As Inter's Coach crisis pulls focus, management risks losing a key component for their future in Emiliano Viviano. Rob Paton explains
With Inter scrambling for a Coach seven weeks until the 2011-12 season kicks off, the lack of focus currently applied to what direction the club wish to take for next season could see them miss out on promising goalkeeper Emiliano Viviano.
The 25-year-old is currently co-owned with Bologna, but where it was thought 12 months ago Viviano would arrive at Inter this summer to challenge Julio Cesar for the No 1 jersey, and just six months ago that he would in fact replace Cesar, the player himself is now considering a potential surprise move to rebuilding Roma – and it could be at Inter's expense.
With no allegiance to the Romans, Viviano's confirmation and encouragement of the Giallorossi's contact is simply a reflection of ambition off the back of an excellent campaign at Bologna, and perhaps a lack of confidence in Inter to further it. Still just 25, Viviano has shown improvement enough in 2010-11 as an ever-present to not only earn an Italy debut, but become a regular member of Cesare Prandelli's squad, and anticipate the chance next season for regular first-team action at a higher level.
More significantly, comparing him to Cesar, Viviano has produced the more consistent football over the season, regularly out-scoring the Brazilian in the pagelle and matching his 3.5 saves a game average, and only falling behind in the save-percentage ratio – 80.5 per cent v 73 per cent – due to Bologna's dismal end to 2010-11. Cesar's performances also included the more memorable mistakes of the two.
Viviano's wish to further claims to Cesar's title as one of the best in the League, however, may not be as an Inter-owned commodity, with the club refusing to pay the €10m asking-price for the remaining 50 per cent of the player, instead offering €5m and incensing Bologna, who two years ago paid €3.5m for their half. In need of the money, the Rossoblu are looking for a greater return on their investment, and are prepared to take it to blind auction on Friday to then retain and sell on Viviano.

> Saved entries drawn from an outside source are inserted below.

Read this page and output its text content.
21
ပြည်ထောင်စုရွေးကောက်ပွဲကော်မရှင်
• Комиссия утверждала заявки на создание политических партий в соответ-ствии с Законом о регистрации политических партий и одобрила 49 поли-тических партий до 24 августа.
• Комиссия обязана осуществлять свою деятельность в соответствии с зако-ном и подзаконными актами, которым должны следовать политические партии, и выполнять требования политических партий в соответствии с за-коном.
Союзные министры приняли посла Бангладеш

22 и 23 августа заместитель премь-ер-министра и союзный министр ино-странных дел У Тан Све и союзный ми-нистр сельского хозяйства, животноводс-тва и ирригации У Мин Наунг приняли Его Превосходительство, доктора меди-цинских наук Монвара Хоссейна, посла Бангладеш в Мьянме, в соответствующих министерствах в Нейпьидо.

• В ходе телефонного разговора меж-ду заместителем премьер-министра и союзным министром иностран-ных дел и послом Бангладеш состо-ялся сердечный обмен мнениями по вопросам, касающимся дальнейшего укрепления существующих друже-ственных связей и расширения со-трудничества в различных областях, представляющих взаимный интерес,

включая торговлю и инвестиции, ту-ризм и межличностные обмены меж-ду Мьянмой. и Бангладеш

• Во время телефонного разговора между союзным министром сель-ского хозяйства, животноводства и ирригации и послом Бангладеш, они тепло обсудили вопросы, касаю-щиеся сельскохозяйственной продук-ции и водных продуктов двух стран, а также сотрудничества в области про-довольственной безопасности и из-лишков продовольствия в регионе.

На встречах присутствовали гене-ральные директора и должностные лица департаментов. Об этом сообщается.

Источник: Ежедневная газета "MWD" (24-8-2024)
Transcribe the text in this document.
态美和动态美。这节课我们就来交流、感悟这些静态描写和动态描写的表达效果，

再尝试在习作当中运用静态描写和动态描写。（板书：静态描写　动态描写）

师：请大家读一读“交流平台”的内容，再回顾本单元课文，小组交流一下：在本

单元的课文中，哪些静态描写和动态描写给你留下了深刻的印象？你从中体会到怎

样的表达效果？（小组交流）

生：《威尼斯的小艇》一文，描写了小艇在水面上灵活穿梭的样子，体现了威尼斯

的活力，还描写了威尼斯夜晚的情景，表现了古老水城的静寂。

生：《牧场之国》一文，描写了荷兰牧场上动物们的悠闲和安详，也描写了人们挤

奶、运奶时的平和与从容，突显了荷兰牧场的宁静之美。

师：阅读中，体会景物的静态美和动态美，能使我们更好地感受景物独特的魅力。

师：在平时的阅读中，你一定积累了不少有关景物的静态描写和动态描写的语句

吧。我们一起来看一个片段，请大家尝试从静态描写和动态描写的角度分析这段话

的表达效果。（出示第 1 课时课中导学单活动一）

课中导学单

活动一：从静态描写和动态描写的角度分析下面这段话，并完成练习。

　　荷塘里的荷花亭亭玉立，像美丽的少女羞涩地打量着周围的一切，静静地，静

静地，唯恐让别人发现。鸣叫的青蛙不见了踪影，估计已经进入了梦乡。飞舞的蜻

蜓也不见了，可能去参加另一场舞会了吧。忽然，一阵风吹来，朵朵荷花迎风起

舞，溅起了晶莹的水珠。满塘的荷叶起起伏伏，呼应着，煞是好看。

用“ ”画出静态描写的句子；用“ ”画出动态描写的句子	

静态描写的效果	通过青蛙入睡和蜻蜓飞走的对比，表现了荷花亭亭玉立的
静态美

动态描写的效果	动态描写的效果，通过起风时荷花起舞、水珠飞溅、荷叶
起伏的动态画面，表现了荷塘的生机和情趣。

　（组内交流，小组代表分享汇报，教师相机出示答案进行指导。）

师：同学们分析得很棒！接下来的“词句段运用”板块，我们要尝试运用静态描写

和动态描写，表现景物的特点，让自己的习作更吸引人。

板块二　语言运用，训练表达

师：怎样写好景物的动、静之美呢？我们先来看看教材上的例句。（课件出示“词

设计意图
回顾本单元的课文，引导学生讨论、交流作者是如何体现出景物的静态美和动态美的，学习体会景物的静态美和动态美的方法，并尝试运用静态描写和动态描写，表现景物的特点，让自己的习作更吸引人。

Inter's dalliance in the matter marks a priority turnaround at San Siro. Struggling with consecutive injuries through autumn and winter, Cesar's limited game-time meant that going into the winter transfer window he had appeared in just under half of Inter's matches. On a €4.5m annual salary to 2014, the second highest wage at the club, Cesar was thought not only open to the concept of a move – valued at €10m – but deemed expensive by the club. Subsequently, bringing in Viviano – on an 11th of Cesar's wage – six months earlier than planned was considered, first as cover and then as a replacement for 2011-12, in a similar move to defender Andrea Ranocchia's.
However, in light of Cesar's recovery for a consistent run of games and then his declaration to stay at the club two weeks ago, Inter look to have changed tact again, with Viviano signposted as the more costly investment of the two now.
Cesar represents a key component of Inter's strength in recent seasons and the greater assuredness – experience – the team are likely to need next season when other areas of the pitch will likely change. However, it is arguable that in light of the Brazilian's increasing injury rate, that Viviano represents the greater potential between the sticks even inside a couple of years. This was the first season Cesar has failed to reach the 30-game mark in the League for Inter, and those concerns although hard to quantify, were enough in January for the club to seriously consider bringing Viviano in.
However, Viviano, Bologna and Inter now accept that next season he will not be wearing Nerazzurro or Rossoblu, but perhaps Giallorosso. It also remains true that Inter are risking losing him entirely, first through refusing to reach a fair valuation with Bologna edging negotiations to a blind auction, and then in the decision to immediately send him out again, despite promises over the last year to the contrary.
Not only is it questionable, particularly without a Coach to have an input on this, to send him out to strengthen a rival next year, but it could prove much harder to pull him back in – whether six months or three years from now when Cesar is once again deemed too expensive – when Inter want Viviano, but a more experienced, accomplished Viviano may not want Inter.